Knowing deep down (even though it certainly wasn't forefront of my mind the last few days) that I have the skills, resources, and wherewithal to get myself out of this state, I did two things.


I allowed myself to rest.


I allowed myself to be where I was.


All of the feelings came—the sadness, the anger, the helplessness, and in desperation, I reached out to my mentor. And, as soon as I did that, I saw a way through.


I watched a Zoom session I had with my mentor back in August 2021. I noticed that some similar (not exactly the same) issues were resurfacing for me these past few weeks. But, what I also noticed was how the exact issue I was having in 2021, is well and truly cleared. I no longer carry that in my heart and knowing that was uplifting in itself.


I did the EFT tapping in the session recording, and I came to some new realisations about my perfectionism and overdoing and putting others first.


I journaled.


I rested some more.


And, within a few minutes, I started to feel lighter. I got up. I cooked dinner. I did my jigsaw puzzle.

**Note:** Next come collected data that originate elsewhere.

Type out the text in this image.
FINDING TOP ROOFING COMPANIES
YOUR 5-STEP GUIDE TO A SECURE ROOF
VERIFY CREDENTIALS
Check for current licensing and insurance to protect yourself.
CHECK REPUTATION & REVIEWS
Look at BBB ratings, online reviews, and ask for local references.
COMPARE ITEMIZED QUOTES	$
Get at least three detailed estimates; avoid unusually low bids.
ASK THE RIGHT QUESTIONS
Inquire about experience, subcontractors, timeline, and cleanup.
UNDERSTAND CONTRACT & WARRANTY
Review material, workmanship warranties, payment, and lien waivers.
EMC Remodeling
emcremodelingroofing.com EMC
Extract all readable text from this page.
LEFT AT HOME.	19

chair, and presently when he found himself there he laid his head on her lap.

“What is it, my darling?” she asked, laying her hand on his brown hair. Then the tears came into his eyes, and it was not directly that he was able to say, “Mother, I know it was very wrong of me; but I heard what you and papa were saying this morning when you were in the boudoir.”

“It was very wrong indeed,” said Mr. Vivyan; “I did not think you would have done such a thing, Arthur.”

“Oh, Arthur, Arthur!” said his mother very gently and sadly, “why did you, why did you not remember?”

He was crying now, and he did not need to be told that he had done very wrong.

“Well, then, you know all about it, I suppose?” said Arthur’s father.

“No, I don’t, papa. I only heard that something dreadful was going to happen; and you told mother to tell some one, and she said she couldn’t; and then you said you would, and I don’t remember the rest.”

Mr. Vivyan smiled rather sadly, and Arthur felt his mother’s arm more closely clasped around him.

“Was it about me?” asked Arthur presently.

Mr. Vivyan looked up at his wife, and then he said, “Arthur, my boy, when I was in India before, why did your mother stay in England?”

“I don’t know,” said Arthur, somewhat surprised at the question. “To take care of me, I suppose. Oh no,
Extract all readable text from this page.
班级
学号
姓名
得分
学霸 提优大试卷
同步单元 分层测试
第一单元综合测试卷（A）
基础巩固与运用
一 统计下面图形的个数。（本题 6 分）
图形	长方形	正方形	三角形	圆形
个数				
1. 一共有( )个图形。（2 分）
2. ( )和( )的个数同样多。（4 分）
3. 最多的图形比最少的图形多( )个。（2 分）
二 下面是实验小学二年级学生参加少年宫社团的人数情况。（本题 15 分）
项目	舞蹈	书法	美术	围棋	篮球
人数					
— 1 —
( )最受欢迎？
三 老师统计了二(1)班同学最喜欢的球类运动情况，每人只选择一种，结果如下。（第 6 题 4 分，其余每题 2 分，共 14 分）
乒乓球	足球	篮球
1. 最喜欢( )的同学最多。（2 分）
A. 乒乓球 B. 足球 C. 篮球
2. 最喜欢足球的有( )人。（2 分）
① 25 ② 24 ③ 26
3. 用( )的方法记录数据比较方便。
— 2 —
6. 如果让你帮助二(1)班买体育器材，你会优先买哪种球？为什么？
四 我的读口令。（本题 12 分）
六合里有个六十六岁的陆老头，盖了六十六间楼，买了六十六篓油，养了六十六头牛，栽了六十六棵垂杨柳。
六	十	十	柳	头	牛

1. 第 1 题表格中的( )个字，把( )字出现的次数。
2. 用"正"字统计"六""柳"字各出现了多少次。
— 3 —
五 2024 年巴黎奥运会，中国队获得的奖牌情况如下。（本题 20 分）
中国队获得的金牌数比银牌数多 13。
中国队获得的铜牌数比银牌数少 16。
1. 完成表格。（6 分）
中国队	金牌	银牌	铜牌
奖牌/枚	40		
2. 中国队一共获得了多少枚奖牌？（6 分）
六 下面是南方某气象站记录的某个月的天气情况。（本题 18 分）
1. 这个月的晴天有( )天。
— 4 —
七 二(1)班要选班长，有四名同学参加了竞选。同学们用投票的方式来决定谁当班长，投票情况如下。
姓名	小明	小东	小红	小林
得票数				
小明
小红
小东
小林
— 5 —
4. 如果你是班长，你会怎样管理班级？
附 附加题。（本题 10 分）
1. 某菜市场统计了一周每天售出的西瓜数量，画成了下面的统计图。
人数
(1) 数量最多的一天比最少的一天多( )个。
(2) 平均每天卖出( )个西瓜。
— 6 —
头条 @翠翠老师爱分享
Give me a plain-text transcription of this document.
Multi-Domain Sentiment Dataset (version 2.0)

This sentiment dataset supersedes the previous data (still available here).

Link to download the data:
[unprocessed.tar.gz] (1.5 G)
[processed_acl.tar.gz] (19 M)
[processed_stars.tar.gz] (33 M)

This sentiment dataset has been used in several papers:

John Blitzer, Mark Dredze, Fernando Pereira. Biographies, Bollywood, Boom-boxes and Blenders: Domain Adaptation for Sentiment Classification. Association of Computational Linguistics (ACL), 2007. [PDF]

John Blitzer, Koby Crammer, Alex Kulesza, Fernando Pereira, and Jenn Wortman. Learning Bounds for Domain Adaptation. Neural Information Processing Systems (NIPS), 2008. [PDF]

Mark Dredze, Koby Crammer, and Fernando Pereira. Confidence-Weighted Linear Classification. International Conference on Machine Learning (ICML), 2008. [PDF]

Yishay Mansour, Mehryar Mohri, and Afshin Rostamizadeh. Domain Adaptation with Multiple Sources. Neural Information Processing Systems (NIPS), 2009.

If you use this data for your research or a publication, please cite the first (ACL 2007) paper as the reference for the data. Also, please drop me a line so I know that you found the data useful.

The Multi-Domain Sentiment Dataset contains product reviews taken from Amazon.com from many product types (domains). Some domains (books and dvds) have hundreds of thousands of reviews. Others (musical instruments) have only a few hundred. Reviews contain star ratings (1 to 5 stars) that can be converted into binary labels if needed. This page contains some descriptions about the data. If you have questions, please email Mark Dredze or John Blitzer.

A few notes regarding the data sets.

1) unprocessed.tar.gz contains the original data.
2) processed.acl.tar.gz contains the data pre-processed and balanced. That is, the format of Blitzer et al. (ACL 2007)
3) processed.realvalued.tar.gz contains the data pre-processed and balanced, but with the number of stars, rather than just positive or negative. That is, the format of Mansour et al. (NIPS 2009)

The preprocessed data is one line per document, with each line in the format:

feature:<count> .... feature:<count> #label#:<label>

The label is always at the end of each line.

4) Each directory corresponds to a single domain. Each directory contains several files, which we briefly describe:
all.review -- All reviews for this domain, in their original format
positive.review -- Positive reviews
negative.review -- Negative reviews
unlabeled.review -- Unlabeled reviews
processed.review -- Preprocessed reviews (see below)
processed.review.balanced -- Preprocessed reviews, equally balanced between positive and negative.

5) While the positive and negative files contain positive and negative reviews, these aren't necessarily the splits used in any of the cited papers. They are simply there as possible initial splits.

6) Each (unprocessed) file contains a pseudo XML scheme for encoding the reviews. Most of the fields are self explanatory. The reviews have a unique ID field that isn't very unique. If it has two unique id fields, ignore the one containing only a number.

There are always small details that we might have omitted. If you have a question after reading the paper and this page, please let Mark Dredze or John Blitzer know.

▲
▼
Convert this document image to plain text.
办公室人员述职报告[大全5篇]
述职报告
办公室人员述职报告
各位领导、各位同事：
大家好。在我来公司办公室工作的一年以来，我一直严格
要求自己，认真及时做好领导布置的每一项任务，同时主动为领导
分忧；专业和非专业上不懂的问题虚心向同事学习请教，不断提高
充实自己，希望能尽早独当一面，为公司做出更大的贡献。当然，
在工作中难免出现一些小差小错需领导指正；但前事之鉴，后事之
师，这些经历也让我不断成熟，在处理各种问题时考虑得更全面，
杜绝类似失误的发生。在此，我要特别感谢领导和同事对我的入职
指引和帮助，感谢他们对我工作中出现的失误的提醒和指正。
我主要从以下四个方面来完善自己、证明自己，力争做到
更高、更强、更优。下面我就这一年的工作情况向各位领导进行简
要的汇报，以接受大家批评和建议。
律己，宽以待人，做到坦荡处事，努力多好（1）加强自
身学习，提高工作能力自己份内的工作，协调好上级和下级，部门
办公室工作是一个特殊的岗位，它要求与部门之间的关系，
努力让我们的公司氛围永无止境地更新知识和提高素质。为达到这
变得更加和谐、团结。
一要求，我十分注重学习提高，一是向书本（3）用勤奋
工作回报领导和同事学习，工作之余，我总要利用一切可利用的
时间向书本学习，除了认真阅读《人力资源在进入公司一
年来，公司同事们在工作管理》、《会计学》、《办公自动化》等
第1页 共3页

When we do the work, everything changes.


This is something I talk about in my book, Flourish.


Remembering that I know what to do, and that this time on the planet is like no other there has ever been. Things are changing rapidly, many are exhausted, stretched and stressed and that in itself causes a ripple effect of anxiety, whether you are consciously aware of it or not.


Taking care of ourselves first and foremost is the most important thing we can do right now.